The results fell short of NRF’s forecast last autumn that holiday sales from November through December would grow between 4.3% and 4.8% to between $717.45bn and $720.89bn. The retail group had forecast that the online sector of retail would grow between 11-15% to between $151.6bn and $157bn.
November – the first half of the holiday season – grew 5.1% unadjusted year-over-year. But December edged up by just 0.9% year-over-year and was down 1.5% on a seasonally-adjusted basis from November. NRF does not count October as part of the holiday season, but much holiday shopping has shifted earlier, and October was up 5.7% year-over-year.
As of December, the three-month moving average was up 0.7% over the same period a year ago.
“All signs during the holidays seemed to show that consumers remained confident about the economy,” NRF president and CEO Matthew Shay said. “However, it appears that worries over the trade war and turmoil in the stock markets impacted consumer behaviour more than we expected. There’s also a question of whether the government shutdown and resulting delay in collecting data might have made the results less reliable. It’s very disappointing that clearly avoidable actions by the government influenced consumer confidence and unnecessarily depressed December retail sales.”
NRF’s numbers are based on data from the US Census Bureau, which said yesterday (14 February) that overall December sales – including auto dealers, gas stations and restaurants – were down 1.2% seasonally adjusted from November but up 2.3% unadjusted year-over-year.

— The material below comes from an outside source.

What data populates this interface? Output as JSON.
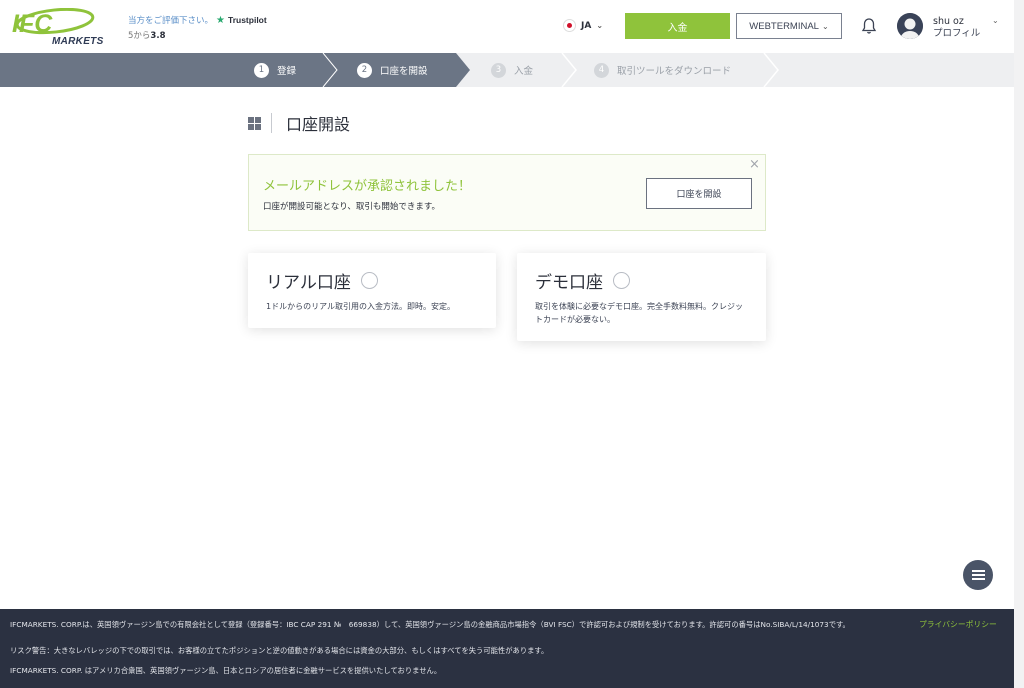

“Today’s numbers are truly a surprise and in contradiction to the consumer spending trends we were seeing, especially after such strong October and November spending,” NRF chief economist Jack Kleinhenz added. “The combination of financial market volatility, the government shutdown and trade tensions created a trifecta of anxiety and uncertainty impacting spending and might also have misaligned the seasonal adjustment factors used in reporting data. This is an incomplete story and we will be in a better position to judge the reliability of the results when the government revises its 2018 data in the coming months.”
The holiday numbers come as NRF is forecasting that retail sales during 2019 will increase between 3.8% and 4.4% to more than $3.8 trillion.